4. Corporations will revolve around individual human beings who act as sensors of tension
Tony Hsieh of Zappos described his company philosophy of holacracy. He believes a professional “culture of consensus” encourages companies to hire entrepreneurs with independent visions, as opposed to cogs in a production machine.
5. CEOs will invite you into their homes, and cities will be designed to encourage serendipitous encounters
Tony Hsiehs’s Downtown Las Vegas project brings start-up culture to the city, instead of remaining within their corporate campus. It aims to facilitate interactions with like-minded employees and the community. One of the projects is an urban airstream lab, where he lives. He even invited anyone to come visit him in his trailer, apparently a standard offer.

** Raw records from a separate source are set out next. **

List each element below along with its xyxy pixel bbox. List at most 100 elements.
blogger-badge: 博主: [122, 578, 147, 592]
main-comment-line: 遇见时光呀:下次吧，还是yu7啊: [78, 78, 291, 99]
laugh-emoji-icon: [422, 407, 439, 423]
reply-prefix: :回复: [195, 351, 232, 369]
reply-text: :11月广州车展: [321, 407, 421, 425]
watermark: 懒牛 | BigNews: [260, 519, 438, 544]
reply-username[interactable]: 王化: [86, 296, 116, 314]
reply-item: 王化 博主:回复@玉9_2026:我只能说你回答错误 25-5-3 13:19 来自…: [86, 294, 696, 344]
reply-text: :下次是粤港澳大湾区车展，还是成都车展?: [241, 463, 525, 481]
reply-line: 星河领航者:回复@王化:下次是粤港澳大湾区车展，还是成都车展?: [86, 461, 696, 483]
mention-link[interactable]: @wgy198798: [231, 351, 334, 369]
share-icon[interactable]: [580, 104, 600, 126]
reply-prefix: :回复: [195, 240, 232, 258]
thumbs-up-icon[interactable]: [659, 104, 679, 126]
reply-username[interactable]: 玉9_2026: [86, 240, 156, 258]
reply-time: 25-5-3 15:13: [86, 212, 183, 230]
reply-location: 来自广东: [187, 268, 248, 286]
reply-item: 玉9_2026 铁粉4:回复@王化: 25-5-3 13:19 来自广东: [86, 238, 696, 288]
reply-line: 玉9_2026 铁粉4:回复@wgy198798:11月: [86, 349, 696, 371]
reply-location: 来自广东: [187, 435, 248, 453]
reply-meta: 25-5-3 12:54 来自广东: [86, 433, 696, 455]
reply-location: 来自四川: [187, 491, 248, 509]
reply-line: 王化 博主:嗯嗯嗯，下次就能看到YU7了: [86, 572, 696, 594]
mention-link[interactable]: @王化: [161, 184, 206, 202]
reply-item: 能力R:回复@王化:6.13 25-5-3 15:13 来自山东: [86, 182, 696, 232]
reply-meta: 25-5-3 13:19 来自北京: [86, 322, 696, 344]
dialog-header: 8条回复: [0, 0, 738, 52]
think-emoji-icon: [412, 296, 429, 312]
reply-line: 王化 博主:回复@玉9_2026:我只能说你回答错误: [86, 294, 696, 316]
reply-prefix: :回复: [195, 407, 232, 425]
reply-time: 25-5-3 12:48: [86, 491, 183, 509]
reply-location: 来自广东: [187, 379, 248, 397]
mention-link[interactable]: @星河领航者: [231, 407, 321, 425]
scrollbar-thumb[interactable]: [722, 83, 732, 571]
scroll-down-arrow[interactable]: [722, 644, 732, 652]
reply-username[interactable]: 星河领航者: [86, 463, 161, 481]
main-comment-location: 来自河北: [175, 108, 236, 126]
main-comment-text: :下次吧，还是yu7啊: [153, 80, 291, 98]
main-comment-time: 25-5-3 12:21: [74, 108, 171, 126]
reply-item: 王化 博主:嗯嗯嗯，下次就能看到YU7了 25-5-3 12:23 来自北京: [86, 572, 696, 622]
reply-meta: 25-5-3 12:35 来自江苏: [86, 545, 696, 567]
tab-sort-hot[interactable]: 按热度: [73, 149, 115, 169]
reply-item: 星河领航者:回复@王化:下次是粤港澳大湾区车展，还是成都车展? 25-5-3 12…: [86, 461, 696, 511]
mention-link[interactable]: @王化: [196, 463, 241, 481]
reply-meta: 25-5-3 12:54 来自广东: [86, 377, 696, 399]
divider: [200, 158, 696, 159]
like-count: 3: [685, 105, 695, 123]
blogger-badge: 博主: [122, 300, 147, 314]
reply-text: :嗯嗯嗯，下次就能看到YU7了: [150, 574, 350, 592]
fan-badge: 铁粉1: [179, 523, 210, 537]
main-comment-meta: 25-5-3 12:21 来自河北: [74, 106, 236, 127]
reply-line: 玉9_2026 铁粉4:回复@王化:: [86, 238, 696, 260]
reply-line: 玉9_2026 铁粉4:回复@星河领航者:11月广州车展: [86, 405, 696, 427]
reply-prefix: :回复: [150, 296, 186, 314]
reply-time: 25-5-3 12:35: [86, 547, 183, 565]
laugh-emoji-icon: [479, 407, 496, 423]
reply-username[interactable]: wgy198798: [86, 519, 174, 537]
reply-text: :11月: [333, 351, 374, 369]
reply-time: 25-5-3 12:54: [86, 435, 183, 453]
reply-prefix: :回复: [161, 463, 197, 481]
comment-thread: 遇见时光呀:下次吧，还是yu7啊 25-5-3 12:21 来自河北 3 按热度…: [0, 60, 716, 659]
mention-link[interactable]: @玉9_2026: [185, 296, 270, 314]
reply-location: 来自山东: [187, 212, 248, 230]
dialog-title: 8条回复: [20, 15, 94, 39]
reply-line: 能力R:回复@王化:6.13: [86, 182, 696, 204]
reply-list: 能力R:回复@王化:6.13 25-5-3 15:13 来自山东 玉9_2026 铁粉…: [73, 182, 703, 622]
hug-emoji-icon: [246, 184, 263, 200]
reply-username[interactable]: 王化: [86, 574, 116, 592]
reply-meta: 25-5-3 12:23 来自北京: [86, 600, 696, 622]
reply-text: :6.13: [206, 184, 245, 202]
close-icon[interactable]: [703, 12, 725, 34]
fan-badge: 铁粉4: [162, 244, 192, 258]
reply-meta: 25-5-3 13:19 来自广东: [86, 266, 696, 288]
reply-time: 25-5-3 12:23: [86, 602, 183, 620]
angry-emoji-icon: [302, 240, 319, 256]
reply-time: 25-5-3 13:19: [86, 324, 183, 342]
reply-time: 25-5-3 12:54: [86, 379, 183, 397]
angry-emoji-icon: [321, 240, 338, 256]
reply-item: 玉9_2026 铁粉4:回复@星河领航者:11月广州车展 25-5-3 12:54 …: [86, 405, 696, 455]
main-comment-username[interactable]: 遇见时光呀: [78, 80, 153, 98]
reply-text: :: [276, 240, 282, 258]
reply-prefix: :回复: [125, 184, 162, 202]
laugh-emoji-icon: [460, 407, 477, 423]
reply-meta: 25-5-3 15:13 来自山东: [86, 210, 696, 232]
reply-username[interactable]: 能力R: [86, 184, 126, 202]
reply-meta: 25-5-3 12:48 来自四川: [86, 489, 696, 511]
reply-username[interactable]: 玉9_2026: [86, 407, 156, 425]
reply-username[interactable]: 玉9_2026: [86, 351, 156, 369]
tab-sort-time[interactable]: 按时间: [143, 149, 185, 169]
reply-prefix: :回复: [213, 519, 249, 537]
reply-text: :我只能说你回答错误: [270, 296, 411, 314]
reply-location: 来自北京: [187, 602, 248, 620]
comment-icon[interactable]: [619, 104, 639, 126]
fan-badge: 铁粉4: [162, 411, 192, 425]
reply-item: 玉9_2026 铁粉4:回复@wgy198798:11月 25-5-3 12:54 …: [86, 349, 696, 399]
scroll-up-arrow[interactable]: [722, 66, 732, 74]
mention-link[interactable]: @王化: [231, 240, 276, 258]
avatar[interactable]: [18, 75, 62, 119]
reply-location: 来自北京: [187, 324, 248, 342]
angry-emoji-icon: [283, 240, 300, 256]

6. Relationships are Evolving
Carter Cleveland of Artsy and his girlfriend approached the stage with hands locked for his panel discussing "the future of art." He explained their evolutionary partnership as a symbiotic merging of two individuals. Technological advancements will propel us forward and allow us to reach new levels of intimacy and interconnectedness with those we love.
7. Objects do not have to be inherently purposeful
There were at least 10 groups of marble-top coffee tables scattered throughout the desert. Someone must have over-ordered them for the sold out sit-down dinner.
Instead, they became relics of past civilization in which tables served a practical nature; reminders of our futile desire to structure reality rationally.
8. The future will be fluidly organized
In the Further Future, a schedule is a guideline, allowing space for unforeseen possibilities. Rigid structure gave way to the present unfolding moment. It’s assumed attendees will end up in the right place for themselves at exactly the right time, anyway.
9. Aliens will be summoned, but it's not clear if they will appear
Rhye played an alien summons, and a symbolic Voyager Golden Record was a central art piece. Minutes after arriving on Saturday the 20 foot tall alien balloon, the mascot of the Further Future festival, had collapsed. Extraterrestrial contact is unreported as of yet.